Olması gereken Birleşmiş Milletler'den bir beklentiye kapılmadan bütün Müslüman ülkeler kendi aralarında oluşturacakları yeni bir konsorsiyum çerçevesinde Gazze'ye askerî güç göndermeleridir. "Efendim, Siyonist çetenin, ABD'nin ve Avrupa Birliği'nin Müslüman ülkelerin üzerinde siyasî ve ekonomik yaptırım gücü varken bu nasıl yapılır?" diyenlerinizi duyar gibiyiz.
Oysa "Kadir-i Mutlak olan Allah Celle Celâlühü" biz İslâm ümmetine zalimi bertaraf edecek potansiyel güç vermiş. Bu potansiyeli vermemiş olsa şu âyeti inzâl etmezdi: "Onlarla savaşın ki Allah sizin ellerinizle onları cezalandırsın, onları rüsvay etsin, onlara karşı size yardım edip zafer yolunu açsın, müminlerin gönüllerini ferahlatsın." (Tevbe: 14) Şu hâlde mahşer günü mazeret olarak geçerliliği olmayacak üzerimizdeki rehavet ve miskinlikten kurtulmalıyız.
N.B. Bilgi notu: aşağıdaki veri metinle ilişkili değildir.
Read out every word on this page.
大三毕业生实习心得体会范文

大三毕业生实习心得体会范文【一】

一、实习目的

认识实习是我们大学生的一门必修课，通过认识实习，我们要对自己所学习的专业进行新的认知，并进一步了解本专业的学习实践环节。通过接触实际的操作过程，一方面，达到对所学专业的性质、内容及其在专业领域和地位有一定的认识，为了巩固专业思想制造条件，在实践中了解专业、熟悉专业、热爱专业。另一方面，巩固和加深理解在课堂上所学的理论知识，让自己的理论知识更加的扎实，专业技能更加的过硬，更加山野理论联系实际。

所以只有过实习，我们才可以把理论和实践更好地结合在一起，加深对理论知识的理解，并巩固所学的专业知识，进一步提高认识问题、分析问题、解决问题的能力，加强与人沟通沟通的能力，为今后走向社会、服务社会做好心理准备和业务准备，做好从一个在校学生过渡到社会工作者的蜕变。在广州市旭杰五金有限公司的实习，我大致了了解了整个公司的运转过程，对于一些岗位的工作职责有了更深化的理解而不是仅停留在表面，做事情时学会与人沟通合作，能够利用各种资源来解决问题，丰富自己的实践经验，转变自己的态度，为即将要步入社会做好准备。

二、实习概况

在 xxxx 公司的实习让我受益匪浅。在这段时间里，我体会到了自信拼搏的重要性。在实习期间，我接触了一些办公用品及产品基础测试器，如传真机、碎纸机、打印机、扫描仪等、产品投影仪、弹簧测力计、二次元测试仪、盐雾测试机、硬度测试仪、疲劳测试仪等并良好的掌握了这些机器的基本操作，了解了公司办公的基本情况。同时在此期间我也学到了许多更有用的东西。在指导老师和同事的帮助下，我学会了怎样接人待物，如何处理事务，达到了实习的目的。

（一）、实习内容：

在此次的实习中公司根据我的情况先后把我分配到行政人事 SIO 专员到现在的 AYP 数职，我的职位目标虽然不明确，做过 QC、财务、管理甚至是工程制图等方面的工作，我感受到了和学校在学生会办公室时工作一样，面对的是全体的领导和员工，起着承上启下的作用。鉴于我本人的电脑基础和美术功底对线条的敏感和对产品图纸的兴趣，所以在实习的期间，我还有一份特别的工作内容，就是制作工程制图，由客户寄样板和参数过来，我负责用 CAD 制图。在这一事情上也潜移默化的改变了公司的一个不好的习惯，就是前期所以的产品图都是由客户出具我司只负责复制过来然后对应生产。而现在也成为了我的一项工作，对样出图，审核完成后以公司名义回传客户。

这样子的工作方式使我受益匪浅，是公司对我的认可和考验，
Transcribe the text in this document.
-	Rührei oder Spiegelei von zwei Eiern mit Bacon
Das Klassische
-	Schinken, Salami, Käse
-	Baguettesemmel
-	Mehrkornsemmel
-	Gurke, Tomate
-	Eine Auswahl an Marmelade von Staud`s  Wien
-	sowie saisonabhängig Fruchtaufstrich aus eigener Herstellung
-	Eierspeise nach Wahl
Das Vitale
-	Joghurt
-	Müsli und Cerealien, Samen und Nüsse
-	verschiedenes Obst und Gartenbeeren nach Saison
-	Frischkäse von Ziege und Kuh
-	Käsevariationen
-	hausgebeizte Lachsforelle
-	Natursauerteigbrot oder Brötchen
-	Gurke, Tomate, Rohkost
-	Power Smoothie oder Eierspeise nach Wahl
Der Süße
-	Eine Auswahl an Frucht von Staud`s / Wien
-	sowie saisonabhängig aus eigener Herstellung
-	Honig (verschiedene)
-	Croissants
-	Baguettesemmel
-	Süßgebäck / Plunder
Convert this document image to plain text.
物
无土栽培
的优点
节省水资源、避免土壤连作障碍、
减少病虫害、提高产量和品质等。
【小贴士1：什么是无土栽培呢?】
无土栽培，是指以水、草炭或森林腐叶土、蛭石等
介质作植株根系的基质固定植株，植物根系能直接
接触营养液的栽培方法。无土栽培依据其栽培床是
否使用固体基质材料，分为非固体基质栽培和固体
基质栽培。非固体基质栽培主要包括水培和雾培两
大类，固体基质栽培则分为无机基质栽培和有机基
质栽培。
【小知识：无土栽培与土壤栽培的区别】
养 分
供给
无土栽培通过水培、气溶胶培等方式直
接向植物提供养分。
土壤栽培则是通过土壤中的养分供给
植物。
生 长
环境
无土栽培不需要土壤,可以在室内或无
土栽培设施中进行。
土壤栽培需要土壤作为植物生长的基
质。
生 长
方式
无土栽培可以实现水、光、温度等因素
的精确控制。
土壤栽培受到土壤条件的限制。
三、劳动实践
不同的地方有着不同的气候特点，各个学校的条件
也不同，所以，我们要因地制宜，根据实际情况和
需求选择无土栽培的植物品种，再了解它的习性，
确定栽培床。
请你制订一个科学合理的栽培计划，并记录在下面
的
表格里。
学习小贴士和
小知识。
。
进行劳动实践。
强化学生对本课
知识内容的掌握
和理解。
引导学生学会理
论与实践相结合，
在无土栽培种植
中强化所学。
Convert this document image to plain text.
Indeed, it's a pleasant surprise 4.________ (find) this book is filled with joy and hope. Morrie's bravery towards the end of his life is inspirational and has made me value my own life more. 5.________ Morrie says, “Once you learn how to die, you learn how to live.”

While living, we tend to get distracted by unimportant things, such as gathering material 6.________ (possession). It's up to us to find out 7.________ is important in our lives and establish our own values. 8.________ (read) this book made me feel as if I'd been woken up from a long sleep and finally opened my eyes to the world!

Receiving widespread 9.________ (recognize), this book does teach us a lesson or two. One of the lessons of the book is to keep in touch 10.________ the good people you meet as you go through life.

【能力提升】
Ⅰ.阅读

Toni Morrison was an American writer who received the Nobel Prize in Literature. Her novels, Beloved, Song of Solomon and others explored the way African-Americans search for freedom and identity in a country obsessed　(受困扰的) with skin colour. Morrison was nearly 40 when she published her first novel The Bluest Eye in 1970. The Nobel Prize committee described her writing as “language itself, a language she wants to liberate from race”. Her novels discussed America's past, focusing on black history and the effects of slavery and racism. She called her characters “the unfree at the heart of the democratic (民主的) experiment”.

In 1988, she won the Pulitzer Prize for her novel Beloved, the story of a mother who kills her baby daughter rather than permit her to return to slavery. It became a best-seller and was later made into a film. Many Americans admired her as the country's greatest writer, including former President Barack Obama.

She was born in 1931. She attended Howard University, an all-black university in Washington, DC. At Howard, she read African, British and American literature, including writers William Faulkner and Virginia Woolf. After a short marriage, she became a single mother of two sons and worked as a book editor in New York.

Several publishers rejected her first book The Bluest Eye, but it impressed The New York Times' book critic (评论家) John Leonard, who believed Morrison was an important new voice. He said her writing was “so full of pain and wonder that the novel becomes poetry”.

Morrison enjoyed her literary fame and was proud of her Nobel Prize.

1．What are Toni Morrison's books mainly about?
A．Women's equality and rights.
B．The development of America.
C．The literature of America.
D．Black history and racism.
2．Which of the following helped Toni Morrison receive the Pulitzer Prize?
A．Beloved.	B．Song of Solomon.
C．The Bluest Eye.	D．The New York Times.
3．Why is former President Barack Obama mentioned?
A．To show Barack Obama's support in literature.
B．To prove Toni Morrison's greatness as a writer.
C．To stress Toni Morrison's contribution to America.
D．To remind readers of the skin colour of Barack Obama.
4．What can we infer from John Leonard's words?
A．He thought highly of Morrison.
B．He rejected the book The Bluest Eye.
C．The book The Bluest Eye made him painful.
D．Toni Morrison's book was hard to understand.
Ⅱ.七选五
Yusuf aleyhiselâmı kuyuya atan ve kardeşlerini orada çaresiz bir şekilde bırakanlar gibi olmamalıyız. Rabbimiz bize yardım etmeyi vadediyor. Müslüman ülkelerin başındaki siyasîler bu vaadi idrak etmeli ve Filistin için, Gazze için harekete geçmeli. Aslında, işin başında, yani 1948'de harekete geçilmeliydi. Bu olmadı. Önceki siyasîler bu mesuliyeti ihmâl etti. Hiç olmazsa şimdikiler birlik olarak, güç birliğine giderek bir şeyler yapmalı. Yapmalılar ki lâneti hak etmekten kurtulsunlar. Müslüman halklar ise yöneticilerinin harekete geçmesi için sivil inisiyatif baskısı oluşturmalıdır. Buruç Sûresi'nde geçen seyirciler gibi olmamalıyız. Ateş çemberine alınan insanlara yapılan işkenceleri seyretmek hangi insanlık anlayışına sığar? 7 Ekim'den bu yana çocukların, kadınların, bi çare insanların feryadı arşa yükseliyor. Bugüne kadar 40 bine yakın insan katledildi. Bunların 15 binden fazlası bebek ve çocuk. Bu vahşeti ABD, İngiltere, Fransa ve Almanya gibi gâvur ülkeler seyretmekle kalmıyor ve saflarını belirleyip katil soykırımcıya başta silah olmak üzere her türlü yardımda bulunuyor. Müslüman ülkelerin çoğu da ne yazık ki bu yapılan vahşeti seyrediyor. Bir kısmı ise Yemen ve İran'ın attığı füzeleri önlemek için seferber olmuş vaziyette. Bu nasıl bir zillettir? Bu nasıl aşağılık bir durumdur? Hiç kuşkusuz, tarih bunları lânetle anacaktır. Bakınız Rabbimiz ne buyuruyor: "Size ne oldu da Allah yolunda ve 'Rabbimiz, .... bize tarafından bir sahip gönder, bize katından bir yardımcı yolla!' diyen çaresiz erkekler, kadınlar ve çocuklar uğrunda savaşmıyorsunuz?" (Nisâ: 75)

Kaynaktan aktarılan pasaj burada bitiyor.